While nontraditional families across America continue the battle for equality regarding laws relating to same-sex marriage and divorce, the wheels of change are slowly turning. Since part of the Defense of Marriage Act was declared unconstitutional by the United States Supreme Court on June 26, 2013, same-sex spouses have been granted a host of benefits relating to marriage and divorce, even for couples who reside in states where same-sex marriages are not recognized. However, same-sex couples who got married in Massachusetts may want to be aware of exclusions where state laws rule.
The Social Security Act and the Department of Veterans Affairs remain under state laws. Couples who were legally married in a state such as Massachusetts, where such unions are recognized, and who later relocated to a state where it is not, will not be eligible for Social Security benefits. The laws of the state of residence will be valid in any marriage-related claims for Social Security benefits.
Same-sex spouses in the 19 states where non-traditional marriages, domestic partnerships and civil unions are allowed, will be granted SSA benefits, along with the four states that allow non-marital legal relationships. However, if the proposed Social Security and Marriage Equality Act is passed by Congress, there will be drastic changes. In the meantime, authorities are advised to avoid using gender-related terms when dealing with same-sex spouses.

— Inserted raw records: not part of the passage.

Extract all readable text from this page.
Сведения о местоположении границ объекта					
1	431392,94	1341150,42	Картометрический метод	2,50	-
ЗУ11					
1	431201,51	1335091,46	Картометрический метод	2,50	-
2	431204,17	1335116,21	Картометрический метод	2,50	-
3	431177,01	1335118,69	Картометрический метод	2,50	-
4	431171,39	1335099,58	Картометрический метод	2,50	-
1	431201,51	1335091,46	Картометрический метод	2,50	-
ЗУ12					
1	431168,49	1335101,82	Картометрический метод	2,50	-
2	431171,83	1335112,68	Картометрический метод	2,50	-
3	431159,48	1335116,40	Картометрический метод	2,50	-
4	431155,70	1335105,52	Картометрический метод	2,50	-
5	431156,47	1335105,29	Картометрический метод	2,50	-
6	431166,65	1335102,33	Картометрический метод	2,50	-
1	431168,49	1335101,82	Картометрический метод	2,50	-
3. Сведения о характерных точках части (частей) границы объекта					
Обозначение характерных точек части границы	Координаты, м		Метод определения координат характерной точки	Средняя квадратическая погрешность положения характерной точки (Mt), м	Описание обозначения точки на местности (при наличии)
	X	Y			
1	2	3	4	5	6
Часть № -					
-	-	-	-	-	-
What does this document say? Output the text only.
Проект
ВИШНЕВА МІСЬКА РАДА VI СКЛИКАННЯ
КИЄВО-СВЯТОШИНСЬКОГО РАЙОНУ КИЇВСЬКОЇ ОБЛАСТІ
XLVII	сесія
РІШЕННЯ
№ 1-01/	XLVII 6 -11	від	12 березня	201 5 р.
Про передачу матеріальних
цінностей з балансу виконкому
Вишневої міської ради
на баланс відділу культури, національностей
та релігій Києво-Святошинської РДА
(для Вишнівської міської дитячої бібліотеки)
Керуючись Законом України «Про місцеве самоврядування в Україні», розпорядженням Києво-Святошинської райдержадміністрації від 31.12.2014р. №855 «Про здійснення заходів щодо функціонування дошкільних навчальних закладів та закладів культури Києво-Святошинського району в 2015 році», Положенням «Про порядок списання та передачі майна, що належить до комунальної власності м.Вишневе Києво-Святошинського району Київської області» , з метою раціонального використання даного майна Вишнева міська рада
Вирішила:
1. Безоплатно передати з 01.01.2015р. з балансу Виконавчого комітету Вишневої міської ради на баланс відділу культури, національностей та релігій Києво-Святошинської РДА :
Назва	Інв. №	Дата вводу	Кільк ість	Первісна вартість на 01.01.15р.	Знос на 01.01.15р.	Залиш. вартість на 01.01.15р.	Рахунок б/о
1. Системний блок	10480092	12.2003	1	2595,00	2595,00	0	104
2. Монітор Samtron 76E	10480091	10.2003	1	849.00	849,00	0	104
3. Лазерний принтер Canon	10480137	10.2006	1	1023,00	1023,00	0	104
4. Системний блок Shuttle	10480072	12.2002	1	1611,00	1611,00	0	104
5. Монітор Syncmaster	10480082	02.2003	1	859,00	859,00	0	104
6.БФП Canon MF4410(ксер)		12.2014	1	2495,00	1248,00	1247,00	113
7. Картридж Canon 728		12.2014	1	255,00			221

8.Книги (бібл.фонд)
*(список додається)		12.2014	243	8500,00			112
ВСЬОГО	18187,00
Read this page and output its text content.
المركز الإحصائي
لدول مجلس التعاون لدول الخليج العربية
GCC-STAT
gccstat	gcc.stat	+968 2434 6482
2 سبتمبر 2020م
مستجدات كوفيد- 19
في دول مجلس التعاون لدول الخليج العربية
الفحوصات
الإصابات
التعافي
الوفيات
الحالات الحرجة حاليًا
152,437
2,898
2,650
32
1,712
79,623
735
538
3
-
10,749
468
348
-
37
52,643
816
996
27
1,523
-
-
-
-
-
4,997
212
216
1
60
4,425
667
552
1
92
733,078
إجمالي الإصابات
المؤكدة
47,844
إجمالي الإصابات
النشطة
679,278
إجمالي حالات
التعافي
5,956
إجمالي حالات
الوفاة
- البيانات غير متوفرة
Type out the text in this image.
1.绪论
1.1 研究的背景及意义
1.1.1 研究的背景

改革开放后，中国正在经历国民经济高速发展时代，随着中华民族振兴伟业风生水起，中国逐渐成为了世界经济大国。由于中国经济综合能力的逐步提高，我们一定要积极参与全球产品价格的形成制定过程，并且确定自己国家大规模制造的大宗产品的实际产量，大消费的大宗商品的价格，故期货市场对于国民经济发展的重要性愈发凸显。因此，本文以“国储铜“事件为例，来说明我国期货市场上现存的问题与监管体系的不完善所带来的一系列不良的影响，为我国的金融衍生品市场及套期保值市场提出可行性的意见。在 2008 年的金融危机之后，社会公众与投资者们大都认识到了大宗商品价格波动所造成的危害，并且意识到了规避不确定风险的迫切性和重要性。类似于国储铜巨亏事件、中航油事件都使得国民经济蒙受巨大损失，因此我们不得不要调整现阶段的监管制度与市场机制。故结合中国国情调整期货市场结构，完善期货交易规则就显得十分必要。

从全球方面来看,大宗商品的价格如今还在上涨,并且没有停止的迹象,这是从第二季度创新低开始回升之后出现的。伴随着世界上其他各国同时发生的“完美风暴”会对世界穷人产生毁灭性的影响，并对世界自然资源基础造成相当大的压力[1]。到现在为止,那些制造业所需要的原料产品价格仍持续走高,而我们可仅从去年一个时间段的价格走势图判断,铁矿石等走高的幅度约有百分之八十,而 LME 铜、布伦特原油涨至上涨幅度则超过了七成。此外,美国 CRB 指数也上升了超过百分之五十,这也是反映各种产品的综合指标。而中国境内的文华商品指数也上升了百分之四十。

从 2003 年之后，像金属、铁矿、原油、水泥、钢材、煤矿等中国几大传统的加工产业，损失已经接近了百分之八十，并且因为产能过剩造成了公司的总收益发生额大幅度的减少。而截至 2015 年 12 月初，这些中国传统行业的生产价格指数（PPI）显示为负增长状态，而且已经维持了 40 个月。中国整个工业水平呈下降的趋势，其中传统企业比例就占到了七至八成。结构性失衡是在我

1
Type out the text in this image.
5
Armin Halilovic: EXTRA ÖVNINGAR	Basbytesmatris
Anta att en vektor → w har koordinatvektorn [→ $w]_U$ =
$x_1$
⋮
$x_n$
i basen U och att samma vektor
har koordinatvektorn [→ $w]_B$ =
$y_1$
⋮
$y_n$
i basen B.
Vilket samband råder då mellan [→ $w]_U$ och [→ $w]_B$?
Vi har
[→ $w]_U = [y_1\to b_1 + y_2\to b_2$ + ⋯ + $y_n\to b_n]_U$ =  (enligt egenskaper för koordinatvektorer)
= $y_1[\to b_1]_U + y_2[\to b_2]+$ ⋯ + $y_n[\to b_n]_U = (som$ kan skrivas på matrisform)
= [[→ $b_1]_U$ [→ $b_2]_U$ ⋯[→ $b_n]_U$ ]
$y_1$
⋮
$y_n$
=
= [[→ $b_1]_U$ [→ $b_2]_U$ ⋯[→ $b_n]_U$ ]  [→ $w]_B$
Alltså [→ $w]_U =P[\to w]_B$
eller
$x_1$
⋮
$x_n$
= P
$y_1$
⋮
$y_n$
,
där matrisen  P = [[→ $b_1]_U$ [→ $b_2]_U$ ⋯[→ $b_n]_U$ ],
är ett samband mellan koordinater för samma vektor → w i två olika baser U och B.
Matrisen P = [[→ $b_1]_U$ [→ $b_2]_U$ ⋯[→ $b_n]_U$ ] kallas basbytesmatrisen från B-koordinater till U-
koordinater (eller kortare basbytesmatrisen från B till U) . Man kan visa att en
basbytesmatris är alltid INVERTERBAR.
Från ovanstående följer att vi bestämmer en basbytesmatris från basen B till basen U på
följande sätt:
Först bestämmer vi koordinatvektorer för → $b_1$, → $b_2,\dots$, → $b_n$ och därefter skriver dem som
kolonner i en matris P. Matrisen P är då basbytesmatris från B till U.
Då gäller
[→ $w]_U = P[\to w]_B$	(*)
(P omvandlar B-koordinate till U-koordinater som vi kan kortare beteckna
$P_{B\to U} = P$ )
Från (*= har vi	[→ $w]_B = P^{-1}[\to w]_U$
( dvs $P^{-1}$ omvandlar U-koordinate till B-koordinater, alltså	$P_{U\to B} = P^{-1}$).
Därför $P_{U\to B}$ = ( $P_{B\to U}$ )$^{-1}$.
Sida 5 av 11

While awaiting the approval of the Act, same-sex spouses and parties of civil unions or domestic partnerships may apply for SSA benefits. Couples who are considering same-sex divorce or marriage, and feel intimidated by the laws relating to nontraditional family law and Social Security, may want to obtain the advice of professionals to guide them through the required procedures. While their remains many stumbling blocks on the road to equality, the Supreme Court has affirmed that all loving and committed couples that marry deserve equal legal respect and treatment.